Totally Distributed Energy-Efficient Transmission in MIMO Interference Channels

TL;DR

This paper introduces a fully distributed energy-efficient transmission algorithm for MIMO interference channels, ensuring convergence to a Nash equilibrium without extensive information exchange, and analyzes its performance and tradeoffs.

Contribution

It proposes a novel totally distributed, asynchronous algorithm for maximizing energy efficiency in MIMO interference channels, with proven convergence and practical applicability.

Findings

The game always admits a Nash equilibrium.

The proposed algorithm converges globally under certain conditions.

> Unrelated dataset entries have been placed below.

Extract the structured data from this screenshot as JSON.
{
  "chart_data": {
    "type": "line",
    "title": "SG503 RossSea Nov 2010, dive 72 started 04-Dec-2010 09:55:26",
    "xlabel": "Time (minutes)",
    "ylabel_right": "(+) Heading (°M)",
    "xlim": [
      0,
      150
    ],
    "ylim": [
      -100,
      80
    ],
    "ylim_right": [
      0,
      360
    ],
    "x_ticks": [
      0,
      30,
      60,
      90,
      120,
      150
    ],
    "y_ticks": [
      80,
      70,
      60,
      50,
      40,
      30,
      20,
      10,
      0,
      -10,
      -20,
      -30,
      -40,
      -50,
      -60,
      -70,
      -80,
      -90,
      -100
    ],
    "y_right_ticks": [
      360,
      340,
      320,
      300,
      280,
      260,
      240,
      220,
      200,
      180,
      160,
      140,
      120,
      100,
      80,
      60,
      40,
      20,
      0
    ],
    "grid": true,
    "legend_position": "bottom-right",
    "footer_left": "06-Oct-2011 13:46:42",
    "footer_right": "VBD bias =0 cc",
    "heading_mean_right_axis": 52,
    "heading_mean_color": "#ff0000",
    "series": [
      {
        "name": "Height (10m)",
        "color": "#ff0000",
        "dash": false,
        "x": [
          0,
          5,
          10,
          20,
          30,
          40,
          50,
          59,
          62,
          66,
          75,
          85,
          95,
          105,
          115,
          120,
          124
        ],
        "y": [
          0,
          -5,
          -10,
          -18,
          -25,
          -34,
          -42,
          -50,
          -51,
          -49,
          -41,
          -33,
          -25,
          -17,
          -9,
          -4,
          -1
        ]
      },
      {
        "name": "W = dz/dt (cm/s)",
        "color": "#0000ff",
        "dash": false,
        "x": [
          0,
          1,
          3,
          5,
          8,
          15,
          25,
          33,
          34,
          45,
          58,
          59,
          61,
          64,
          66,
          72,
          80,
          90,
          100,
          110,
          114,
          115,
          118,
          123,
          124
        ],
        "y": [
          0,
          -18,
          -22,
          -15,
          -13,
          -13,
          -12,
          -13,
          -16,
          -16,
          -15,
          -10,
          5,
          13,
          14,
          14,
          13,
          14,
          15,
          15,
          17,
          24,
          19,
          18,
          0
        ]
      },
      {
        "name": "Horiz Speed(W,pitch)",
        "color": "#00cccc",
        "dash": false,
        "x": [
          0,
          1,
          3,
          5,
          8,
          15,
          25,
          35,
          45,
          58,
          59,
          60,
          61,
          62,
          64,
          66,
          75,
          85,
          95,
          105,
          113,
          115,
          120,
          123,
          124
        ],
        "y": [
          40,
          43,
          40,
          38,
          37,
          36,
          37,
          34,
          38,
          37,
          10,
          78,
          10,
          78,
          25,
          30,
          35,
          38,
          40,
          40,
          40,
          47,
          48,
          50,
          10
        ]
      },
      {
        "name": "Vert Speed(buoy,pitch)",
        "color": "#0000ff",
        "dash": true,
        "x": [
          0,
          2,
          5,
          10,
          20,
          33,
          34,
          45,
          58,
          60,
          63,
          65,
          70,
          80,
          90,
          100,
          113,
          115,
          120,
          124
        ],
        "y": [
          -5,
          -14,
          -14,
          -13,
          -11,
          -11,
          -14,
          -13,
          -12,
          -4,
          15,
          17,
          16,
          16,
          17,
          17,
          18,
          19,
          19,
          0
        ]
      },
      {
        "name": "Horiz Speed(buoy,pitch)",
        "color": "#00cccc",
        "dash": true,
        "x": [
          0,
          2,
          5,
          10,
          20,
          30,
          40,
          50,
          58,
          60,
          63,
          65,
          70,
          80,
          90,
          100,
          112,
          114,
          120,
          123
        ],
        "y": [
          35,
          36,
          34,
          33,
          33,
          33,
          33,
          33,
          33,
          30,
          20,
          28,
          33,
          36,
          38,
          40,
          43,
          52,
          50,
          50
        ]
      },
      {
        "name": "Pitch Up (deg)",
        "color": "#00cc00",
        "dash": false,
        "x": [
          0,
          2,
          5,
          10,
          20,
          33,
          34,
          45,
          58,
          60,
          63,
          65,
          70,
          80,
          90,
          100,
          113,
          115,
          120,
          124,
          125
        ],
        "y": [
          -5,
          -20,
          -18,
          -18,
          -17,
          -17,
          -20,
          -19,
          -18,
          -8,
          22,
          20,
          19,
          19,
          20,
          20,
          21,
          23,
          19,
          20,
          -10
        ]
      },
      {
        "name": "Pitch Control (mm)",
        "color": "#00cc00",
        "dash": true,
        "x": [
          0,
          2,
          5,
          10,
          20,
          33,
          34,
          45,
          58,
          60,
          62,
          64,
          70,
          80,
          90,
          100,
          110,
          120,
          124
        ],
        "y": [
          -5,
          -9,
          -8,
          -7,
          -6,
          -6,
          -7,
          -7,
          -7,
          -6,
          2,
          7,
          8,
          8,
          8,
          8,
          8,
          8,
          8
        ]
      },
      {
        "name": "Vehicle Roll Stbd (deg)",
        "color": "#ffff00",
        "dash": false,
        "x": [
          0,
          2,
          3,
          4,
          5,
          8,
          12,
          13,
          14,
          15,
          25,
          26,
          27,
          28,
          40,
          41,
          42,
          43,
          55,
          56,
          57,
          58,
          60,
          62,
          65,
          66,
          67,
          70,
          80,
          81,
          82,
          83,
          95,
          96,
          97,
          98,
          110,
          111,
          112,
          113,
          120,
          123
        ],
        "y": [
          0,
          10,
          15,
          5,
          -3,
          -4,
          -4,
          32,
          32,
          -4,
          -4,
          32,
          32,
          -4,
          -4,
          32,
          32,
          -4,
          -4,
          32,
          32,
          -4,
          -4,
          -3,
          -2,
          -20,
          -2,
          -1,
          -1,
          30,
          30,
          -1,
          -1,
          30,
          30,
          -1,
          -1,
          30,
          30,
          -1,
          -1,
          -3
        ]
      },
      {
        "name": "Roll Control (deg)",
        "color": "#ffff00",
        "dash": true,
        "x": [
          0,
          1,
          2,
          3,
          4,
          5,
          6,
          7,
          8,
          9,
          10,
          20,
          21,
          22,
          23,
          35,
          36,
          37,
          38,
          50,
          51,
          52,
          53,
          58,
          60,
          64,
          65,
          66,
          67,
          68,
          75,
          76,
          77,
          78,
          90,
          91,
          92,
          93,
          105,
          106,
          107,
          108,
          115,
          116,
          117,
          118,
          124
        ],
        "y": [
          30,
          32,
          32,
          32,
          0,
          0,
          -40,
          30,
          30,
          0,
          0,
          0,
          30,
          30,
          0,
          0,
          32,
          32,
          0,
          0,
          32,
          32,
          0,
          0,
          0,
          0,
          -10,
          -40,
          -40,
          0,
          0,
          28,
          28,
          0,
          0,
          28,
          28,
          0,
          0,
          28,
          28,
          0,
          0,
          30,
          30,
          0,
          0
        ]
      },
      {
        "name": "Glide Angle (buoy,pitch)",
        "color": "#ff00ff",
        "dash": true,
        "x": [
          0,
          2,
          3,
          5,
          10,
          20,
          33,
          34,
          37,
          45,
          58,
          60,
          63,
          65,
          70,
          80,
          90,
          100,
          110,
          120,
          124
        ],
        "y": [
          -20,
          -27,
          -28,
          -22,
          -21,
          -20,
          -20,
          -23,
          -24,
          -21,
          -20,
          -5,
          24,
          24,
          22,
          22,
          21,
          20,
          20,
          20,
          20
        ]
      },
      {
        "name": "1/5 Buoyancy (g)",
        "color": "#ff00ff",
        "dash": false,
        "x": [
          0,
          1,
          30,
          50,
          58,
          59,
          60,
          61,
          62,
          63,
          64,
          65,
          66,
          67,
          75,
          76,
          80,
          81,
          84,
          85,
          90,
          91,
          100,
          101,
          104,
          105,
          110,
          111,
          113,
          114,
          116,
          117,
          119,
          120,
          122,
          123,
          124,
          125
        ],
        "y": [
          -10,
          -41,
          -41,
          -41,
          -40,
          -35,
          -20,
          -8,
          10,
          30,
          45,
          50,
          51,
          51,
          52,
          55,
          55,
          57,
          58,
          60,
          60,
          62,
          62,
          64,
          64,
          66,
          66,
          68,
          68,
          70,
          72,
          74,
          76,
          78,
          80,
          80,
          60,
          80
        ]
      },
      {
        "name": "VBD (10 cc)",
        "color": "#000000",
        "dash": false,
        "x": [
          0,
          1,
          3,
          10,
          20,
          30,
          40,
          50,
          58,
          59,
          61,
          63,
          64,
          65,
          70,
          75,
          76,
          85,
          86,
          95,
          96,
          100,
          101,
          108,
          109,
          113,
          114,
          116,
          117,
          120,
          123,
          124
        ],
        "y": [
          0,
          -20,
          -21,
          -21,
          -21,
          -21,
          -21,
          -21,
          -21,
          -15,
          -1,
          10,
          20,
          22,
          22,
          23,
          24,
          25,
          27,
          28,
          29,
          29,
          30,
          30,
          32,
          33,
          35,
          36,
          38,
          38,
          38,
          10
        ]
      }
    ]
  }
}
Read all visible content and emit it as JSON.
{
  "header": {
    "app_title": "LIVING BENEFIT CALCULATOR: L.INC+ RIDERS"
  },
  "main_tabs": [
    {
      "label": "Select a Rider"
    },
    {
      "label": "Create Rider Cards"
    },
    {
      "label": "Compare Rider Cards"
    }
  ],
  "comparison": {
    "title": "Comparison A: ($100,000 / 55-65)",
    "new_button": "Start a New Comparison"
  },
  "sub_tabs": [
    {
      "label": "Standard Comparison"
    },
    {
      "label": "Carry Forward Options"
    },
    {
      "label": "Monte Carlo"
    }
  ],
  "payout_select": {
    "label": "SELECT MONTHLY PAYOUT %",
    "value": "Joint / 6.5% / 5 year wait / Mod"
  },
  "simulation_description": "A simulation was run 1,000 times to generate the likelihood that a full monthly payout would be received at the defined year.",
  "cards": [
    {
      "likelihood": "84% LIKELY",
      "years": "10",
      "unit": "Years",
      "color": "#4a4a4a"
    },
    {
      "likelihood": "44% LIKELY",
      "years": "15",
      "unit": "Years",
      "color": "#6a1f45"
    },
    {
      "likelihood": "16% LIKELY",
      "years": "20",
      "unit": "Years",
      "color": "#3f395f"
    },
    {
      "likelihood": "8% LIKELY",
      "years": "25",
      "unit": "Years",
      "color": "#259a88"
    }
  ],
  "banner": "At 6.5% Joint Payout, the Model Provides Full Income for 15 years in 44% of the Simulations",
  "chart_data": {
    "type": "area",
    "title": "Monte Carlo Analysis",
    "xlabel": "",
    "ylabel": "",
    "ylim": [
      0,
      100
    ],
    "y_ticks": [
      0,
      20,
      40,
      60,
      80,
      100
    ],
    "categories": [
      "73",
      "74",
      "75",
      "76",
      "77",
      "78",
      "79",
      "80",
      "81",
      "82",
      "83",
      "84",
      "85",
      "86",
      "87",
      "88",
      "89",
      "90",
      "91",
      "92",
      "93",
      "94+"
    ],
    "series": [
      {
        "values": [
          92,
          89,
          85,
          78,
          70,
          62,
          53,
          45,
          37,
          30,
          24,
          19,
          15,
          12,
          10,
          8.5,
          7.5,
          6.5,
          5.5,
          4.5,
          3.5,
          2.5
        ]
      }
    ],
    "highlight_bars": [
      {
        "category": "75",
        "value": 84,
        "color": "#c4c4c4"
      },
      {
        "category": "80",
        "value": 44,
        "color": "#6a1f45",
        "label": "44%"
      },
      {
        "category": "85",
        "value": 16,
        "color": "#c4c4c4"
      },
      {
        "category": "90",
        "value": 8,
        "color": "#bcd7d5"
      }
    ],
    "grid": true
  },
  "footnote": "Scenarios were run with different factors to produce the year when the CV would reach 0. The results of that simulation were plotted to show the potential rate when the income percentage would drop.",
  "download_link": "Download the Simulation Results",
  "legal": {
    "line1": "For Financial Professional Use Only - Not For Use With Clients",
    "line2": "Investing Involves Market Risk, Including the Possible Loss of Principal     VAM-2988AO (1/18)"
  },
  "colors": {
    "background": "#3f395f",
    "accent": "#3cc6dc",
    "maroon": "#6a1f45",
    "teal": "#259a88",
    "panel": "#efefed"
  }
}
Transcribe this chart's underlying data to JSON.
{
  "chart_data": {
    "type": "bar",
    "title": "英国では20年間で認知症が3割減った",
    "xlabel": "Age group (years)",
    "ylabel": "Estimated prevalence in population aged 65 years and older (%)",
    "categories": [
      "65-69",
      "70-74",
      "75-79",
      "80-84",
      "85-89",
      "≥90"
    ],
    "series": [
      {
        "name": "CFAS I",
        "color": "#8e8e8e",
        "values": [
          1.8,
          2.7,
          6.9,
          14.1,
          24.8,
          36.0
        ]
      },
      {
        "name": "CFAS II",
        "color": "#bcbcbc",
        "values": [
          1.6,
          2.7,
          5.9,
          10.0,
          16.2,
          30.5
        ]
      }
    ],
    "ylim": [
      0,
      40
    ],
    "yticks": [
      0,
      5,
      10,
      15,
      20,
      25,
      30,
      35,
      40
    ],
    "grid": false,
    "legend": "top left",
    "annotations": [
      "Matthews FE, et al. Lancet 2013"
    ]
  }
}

Tradeoffs between energy efficiency and spectral efficiency are characterized.

Abstract

In this paper, we consider the problem of maximizing the energy efficiency (EE) for multi-input multi-output (MIMO) interference channels, subject to the per-link power constraint. To avoid extensive information exchange among all links, the optimization problem is formulated as a noncooperative game, where each link maximizes its own EE. We show that this game always admits a Nash equilibrium (NE) and the sufficient condition for the uniqueness of the NE is derived for the case of arbitrary channel matrices, which can be checked in practice. To reach the NE of this game, we develop a totally distributed EE algorithm, in which each link updates its own transmit covariance matrix in a completely distributed and asynchronous way: Some players may update their solutions more frequently than others or even use the outdated interference information. The sufficient conditions that guarantee the global convergence of the proposed algorithm to the NE of the game have been given as well. We also study the impact of the circuit power consumption on the sum-EE performance of the proposed algorithm in the case when the links are separated sufficiently far away. Moreover, the tradeoff between the sum-EE and the sum-spectral efficiency (SE) is investigated with the proposed algorithm under two special cases: 1) low transmit power constraint regime; 2) high transmit power constraint regime. Finally, extensive simulations are conducted to evaluate the impact of various system parameters on the system performance.